Sports News Without Access, Favor, Or Discretion
Photo: Charles Krupa/AP

After Monday’s game against the Red Sox at Fenway Park, Orioles outfielder Adam Jones told USA Today’s Bob Nightengale that he had been the fans’ target for racist insults and one thrown bag of peanuts. Jones’s original quotes:

“A disrespectful fan threw a bag of peanuts at me,’’ Jones said, “I was called the N-word a handful of times tonight. Thanks. Pretty awesome.”


“It’s different,” he said. “Very unfortunate. I heard there was 59 or 60 ejections tonight in the ballpark. It is what it is, right. I just go out and play baseball. It’s unfortunate that people need to resort to those type of epithets to degrade another human being.

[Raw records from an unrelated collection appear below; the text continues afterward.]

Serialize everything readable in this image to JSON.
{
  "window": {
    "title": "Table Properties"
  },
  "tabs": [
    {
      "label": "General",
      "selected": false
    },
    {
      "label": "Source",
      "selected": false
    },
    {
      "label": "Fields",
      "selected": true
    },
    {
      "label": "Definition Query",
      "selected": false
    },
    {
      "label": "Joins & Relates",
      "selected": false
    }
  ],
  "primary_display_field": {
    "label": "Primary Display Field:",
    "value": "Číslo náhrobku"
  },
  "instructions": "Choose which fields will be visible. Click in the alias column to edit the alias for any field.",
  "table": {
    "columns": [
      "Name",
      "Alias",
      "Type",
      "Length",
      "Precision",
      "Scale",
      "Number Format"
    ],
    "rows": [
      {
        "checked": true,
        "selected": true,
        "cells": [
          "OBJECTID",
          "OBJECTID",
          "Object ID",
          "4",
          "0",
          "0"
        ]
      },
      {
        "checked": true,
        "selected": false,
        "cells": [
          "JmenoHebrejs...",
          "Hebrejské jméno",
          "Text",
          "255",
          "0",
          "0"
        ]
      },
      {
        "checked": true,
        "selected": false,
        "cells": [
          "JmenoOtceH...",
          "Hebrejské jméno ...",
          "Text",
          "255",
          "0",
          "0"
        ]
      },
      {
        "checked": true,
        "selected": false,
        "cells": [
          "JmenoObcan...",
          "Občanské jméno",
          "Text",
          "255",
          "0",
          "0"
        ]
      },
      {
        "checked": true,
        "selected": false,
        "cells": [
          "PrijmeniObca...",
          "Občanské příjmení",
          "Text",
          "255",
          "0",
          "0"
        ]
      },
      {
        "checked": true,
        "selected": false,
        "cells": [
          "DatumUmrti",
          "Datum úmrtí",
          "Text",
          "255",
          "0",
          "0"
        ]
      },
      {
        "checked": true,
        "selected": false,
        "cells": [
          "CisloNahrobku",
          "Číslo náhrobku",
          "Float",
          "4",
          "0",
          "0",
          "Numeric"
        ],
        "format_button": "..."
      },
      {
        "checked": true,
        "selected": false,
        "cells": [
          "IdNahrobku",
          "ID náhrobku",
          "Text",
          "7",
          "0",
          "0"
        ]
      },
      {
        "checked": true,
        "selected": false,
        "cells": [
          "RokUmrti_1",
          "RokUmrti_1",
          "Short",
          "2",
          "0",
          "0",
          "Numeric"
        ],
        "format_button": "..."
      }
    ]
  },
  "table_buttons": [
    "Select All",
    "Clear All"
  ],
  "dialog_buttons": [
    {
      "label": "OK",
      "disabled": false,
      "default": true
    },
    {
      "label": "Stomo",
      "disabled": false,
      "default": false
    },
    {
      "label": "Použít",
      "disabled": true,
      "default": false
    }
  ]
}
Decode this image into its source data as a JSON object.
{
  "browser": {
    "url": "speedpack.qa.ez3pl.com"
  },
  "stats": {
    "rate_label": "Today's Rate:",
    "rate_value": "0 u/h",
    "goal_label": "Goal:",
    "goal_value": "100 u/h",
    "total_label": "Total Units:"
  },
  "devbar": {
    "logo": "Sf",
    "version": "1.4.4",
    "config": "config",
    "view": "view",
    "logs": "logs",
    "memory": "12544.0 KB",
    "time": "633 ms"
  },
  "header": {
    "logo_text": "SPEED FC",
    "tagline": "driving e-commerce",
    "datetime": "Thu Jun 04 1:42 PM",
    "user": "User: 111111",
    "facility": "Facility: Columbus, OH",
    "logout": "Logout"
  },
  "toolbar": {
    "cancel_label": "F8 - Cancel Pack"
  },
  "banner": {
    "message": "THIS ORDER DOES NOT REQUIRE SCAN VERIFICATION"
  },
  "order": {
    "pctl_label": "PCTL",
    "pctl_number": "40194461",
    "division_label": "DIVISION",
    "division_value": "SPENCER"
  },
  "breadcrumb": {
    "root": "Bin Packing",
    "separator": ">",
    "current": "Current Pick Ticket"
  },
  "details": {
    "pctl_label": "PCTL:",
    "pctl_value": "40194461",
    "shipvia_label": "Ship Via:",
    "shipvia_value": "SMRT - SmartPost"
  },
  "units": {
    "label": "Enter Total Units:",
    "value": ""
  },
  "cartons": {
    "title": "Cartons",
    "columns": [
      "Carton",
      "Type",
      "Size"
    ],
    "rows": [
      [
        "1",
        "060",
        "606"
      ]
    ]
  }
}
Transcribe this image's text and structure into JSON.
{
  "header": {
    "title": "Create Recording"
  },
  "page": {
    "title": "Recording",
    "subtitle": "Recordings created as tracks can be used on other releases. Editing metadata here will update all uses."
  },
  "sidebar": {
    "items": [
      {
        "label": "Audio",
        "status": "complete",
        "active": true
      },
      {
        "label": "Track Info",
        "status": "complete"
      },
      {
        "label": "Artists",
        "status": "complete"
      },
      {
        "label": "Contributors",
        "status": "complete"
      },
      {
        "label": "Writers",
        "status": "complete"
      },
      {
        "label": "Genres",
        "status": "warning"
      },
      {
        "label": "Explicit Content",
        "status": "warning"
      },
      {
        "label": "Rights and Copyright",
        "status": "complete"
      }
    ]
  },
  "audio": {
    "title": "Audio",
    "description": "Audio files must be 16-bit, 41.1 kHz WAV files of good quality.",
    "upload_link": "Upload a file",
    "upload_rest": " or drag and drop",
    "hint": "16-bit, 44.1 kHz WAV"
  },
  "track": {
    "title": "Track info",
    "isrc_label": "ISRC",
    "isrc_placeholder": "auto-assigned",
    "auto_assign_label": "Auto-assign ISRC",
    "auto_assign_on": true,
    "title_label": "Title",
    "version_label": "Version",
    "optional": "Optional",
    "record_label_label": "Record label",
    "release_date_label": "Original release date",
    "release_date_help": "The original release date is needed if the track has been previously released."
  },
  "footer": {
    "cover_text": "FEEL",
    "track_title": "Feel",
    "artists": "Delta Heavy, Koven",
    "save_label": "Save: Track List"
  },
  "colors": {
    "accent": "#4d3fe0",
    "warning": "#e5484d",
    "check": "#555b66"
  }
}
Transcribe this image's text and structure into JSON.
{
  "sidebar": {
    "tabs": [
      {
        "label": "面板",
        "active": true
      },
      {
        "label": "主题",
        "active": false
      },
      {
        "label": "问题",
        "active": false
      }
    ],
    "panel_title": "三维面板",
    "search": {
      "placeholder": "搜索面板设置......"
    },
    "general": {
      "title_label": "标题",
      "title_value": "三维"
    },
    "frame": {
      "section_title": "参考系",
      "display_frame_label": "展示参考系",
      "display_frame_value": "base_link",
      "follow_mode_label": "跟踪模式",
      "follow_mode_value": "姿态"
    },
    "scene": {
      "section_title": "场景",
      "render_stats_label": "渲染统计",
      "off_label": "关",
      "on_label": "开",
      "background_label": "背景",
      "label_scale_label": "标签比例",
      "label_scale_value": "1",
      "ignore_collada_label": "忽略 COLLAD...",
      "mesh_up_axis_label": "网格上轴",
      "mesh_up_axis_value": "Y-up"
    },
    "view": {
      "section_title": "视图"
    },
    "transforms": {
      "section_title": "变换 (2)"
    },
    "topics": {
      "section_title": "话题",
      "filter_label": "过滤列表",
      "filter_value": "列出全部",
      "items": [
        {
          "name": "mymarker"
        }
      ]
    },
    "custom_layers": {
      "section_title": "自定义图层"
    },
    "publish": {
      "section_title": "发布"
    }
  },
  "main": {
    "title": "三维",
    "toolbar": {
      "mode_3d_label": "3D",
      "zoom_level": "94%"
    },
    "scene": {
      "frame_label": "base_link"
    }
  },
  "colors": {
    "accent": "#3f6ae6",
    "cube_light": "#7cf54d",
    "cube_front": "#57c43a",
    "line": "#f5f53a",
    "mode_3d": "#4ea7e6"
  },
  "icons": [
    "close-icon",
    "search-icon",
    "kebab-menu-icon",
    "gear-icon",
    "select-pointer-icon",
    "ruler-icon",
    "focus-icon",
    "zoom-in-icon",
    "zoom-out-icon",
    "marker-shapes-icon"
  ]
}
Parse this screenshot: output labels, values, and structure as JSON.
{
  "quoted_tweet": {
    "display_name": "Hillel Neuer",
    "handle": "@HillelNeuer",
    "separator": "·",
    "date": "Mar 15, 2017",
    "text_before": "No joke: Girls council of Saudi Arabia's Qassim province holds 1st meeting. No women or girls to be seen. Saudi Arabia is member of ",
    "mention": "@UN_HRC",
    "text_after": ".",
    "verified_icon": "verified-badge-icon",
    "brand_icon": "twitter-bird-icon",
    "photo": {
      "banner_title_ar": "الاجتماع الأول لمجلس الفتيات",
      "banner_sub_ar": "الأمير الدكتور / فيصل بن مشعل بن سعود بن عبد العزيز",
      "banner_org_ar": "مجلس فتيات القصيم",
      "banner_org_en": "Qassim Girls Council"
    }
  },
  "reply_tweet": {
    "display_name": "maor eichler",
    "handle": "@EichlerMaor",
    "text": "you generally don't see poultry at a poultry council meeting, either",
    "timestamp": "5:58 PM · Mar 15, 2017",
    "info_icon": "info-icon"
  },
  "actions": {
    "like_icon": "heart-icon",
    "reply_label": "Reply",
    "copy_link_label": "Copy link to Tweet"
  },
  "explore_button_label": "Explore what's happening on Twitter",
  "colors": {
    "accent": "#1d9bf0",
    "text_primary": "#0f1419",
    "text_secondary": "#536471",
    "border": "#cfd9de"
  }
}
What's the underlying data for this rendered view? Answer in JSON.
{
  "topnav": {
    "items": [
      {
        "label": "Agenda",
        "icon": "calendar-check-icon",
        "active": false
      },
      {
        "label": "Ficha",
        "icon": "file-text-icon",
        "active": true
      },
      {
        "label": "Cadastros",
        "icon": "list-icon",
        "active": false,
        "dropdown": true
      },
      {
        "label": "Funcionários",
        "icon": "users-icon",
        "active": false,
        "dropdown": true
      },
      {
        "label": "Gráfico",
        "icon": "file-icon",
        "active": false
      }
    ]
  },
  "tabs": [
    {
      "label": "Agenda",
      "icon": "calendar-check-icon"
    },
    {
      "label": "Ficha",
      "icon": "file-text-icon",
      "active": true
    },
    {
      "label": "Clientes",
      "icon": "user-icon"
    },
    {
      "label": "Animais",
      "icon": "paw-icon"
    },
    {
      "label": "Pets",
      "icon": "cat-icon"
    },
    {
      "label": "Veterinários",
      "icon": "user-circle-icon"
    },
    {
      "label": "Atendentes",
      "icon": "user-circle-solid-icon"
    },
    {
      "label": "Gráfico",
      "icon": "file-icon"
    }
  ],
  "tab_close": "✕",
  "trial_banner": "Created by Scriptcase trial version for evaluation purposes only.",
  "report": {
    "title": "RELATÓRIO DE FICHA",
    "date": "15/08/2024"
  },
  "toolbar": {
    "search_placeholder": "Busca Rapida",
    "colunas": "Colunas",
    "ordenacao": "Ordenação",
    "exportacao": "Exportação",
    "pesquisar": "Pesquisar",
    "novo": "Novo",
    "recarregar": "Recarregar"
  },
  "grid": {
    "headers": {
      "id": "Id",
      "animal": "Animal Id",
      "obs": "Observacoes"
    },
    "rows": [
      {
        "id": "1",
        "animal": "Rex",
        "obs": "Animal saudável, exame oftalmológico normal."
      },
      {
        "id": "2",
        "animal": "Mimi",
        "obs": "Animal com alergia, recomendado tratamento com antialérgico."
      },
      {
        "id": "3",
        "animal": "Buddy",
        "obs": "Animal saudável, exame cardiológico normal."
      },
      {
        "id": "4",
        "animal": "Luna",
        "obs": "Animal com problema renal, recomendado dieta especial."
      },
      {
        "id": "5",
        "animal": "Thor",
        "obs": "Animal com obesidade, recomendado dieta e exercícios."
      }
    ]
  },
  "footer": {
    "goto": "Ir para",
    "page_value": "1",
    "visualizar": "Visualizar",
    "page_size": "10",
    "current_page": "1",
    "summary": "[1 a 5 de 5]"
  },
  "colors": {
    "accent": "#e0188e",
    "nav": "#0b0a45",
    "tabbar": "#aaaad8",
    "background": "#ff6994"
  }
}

I’m trying to make a living for myself and for my family.”


Reader Ben Teles shared a video from the game of the fan who he says threw the peanuts:

Ben did not hear the alleged peanut thrower say anything racist—“I could see him screaming stuff the whole game but I couldn’t really hear him well,” and Jones said the racial abuse came from several fans. From our email conversation:

He clearly threw a bag of peanuts straight at Adam Jones. Hit right in the shoulder or face. He was sitting a few rows in front of me. Then Adam told the cops and security came and kicked him out. The fans around him told security who did it.


The Red Sox acknowledged and condemned the fans’ behavior, and said they would look into the incidents; Mayor Marty Walsh said that what happened had “no place in Fenway, Boston or anywhere.” Some New Englanders on Twitter disparaged whoever did that to Jones. Others, like The MMQB’s Albert Breer, chose to push back against the idea that one bad apple represented many:


Breer added that he has been to “200 games at Fenway in my life,” and had never witnessed racism towards a player, which is such a fucking stretch and also who gives a shit about your experience, Albert?


WEEI radio host Gerry Callahan openly asked what would happen if Jones had fabricated what happened. A fun thought experiment from a guy who was once suspended for making a racist joke.


Kirk Minihane, the dark green ooze found where your bathroom faucet connects to your sink, also had a take:


Saying Boston is racist is like saying the Browns suck. When you say the Browns suck, that doesn’t mean every individual on the Browns is the worst football player at his respective position. Surely, they have some talent among the roster. As a whole, however, they do suck, and it is not controversial to say so.

In my opinion—and I use this unnecessary caveat for the Breers out there who demand cold hard evidence, whatever that could possibly be beyond accounts from the athletes who’ve actually suffered the abuse, like, apparently, every black major-league player—the reason Boston gets more shit than other cities is because they protest the accusations in a way few other places do.


No one who says Boston is racist believes it’s the only racist city. New York is racist. Chicago is racist. Los Angeles is racist. A lot of places are racist. All places are racist. In 2008, John Gonzalez wrote a feature for Boston magazine about the perception the city gets, and whether it was justified. The article ended with this quote:

To that end, the city itself could probably learn something from the experiences of Guy Stuart, the Kennedy School lecturer. Before he came to Boston, Stuart, who is white, spent a decade working in black communities in Chicago. It was there that he learned a useful lesson: If you want to improve race relations, “don’t go around simply saying you’re not racist.”


Boston isn’t being asked to solve racism. The request is that when someone talks about the time someone in Boston was racist towards them, instead of some 23-year-old in boat shoes claiming how no one has ever been racist towards him, the response should be along the lines of the Red Sox and Mayor Walsh, who essentially said, “That was unacceptable. Sorry.” It’s really the least that can be done.